In public comments submitted to the open-access website for US federal government documents on Thursday, Hyundai said, “It is unlikely that other countries will be able to replace China in the short term,” underscoring the global market’s dependence on the No. 1 producer of battery minerals.
As of 2022, China -- deemed a “Foreign Entity of Concern” -- processed and produced 100 percent of spherical graphite and 69 percent of synthetic graphite in the world, according to the company.
Electric vehicles eligible for the full $7,500 tax break in the US should not contain any battery components manufactured or assembled by an FEOC from this year. Beginning in 2025, they should not contain any critical minerals extracted, processed or recycled from such countries.
Hyundai Motor urged the US government to temporarily introduce a list of key minerals such as graphite for batteries and battery components that can be sourced regardless of their origin.
It also requested adopting a “de minimis” rule -- voiding the FEOC regulation if a certain type of critical mineral takes up less than 10 percent of the total value of battery minerals -- and the Treasury to announce a list of battery materials for which is is impossible to trace their origin.
Hyundai noted it needs more time to adjust its battery supply chain, adding it is doubtful for the company to follow the policy target set by the US government, despite its all-out efforts, if it mandates immediate change regardless of the current state of the industry.
Like Hyundai Motor, LG Energy Solution suggested low-value battery minerals such as cobalt, zirconium, tungsten, yttrium, titanium, graphite and fluorite be exempted from the FEOC restriction. It also said it is hard to trace back the origin of such battery minerals because the suppliers tend to withhold such information, citing confidentiality.

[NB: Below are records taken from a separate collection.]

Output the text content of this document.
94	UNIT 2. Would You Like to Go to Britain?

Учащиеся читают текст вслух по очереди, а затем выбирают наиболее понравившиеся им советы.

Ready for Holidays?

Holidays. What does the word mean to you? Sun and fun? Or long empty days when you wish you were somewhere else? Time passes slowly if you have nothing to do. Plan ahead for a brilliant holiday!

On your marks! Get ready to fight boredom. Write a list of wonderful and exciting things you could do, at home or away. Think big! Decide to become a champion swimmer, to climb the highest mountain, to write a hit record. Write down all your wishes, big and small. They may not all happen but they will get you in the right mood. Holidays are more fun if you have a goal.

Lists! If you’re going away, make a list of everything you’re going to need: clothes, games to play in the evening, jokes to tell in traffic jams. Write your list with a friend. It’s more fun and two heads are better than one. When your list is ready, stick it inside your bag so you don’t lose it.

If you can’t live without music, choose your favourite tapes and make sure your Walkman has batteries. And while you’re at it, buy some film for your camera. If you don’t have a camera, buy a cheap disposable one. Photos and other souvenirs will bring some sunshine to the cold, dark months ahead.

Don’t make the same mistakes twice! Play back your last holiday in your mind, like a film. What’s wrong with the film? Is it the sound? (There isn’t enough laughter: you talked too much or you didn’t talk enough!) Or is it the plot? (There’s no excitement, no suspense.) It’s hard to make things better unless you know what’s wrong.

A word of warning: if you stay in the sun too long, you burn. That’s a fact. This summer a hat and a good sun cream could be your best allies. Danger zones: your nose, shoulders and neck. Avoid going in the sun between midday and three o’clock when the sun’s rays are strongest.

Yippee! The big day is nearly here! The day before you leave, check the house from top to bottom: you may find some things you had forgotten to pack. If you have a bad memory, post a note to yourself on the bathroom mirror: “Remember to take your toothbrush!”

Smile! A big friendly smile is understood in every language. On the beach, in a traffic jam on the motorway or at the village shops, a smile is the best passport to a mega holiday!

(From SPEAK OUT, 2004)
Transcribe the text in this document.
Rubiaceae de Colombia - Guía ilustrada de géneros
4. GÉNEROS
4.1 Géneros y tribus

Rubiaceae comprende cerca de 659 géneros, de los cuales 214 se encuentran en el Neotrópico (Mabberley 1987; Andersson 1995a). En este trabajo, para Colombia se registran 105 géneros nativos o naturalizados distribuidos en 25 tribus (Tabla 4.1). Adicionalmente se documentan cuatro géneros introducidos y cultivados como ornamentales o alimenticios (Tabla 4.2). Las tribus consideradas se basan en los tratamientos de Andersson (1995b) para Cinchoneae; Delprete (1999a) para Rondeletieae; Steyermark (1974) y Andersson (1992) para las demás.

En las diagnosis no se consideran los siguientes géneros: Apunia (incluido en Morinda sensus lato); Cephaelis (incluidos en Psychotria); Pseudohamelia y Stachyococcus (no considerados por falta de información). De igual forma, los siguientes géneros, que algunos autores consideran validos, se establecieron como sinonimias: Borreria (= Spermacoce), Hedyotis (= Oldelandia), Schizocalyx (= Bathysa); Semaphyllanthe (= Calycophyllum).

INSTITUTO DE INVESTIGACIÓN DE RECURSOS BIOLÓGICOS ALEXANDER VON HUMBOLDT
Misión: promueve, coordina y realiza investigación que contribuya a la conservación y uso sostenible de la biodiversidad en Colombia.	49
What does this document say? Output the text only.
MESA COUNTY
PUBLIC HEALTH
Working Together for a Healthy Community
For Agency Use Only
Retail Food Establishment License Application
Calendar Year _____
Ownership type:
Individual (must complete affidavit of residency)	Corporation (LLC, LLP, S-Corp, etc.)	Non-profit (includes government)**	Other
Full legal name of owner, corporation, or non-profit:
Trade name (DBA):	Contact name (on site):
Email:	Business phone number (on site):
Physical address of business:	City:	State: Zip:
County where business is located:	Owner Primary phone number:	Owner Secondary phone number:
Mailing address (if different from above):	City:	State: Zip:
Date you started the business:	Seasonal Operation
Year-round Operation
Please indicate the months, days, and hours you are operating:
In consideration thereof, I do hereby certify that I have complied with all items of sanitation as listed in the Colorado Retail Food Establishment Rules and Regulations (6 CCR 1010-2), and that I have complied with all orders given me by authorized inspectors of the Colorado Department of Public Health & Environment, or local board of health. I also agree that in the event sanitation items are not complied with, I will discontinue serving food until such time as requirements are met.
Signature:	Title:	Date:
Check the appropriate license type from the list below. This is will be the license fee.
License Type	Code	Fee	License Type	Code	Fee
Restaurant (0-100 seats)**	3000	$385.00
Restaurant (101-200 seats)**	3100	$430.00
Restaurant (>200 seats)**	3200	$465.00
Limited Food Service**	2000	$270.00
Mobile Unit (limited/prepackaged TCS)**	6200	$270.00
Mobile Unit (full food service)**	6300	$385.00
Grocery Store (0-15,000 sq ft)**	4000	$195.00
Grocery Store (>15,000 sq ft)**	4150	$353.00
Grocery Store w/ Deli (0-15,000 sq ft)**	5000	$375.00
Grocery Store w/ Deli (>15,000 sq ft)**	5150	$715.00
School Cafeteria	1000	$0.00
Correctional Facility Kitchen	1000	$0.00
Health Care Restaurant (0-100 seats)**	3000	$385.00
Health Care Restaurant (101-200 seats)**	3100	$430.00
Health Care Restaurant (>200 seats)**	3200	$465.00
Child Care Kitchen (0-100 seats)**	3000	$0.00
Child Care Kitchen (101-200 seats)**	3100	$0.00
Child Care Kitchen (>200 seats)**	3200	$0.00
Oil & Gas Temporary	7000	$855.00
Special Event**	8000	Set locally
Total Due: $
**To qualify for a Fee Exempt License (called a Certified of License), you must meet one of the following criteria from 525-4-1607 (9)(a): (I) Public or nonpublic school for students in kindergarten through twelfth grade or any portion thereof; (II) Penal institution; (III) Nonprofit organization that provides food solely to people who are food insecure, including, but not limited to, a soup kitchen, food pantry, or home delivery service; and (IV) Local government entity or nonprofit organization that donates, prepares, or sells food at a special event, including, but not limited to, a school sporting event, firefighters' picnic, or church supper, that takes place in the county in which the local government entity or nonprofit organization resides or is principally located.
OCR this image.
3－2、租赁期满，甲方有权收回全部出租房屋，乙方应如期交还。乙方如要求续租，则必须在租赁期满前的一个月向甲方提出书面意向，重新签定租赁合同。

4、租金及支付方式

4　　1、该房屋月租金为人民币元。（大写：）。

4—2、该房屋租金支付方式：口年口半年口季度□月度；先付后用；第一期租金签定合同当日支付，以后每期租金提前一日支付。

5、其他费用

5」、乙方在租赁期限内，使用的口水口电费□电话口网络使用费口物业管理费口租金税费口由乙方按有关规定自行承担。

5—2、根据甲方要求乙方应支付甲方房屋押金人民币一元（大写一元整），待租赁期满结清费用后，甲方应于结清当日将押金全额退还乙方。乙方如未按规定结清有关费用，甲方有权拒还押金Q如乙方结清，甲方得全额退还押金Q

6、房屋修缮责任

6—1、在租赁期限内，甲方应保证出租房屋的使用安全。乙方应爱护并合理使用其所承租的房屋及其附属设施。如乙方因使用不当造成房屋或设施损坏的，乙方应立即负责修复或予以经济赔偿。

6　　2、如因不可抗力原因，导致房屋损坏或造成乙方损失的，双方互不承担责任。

SK On called for postponing the FEOC application on critical minerals to 2027, stressing that not only would it take at least three to four years to set up a supply chain that can replace China’s graphite, but even then it would be challenging to cater to the demand from North America.
With Washington’s more stringent regulations to deter Beijing’s presence in the global EV supply chain starting this year, the number of electric cars eligible for US tax credits dropped from 43, from 19 in December 2023. No Korean EV models are now included.
Experts say chances are slim for the US to give leeway on the rules, especially with the upcoming presidential election in November.
“The government might say it would ‘consider’ making adjustments. But such policy changes which can be sensitive issues for the voters tend to be made after the election,” said Lee Ho-geun, a car engineering professor at Daeduk University. “Korean companies should make additional efforts to reduce dependence on China for the time being.”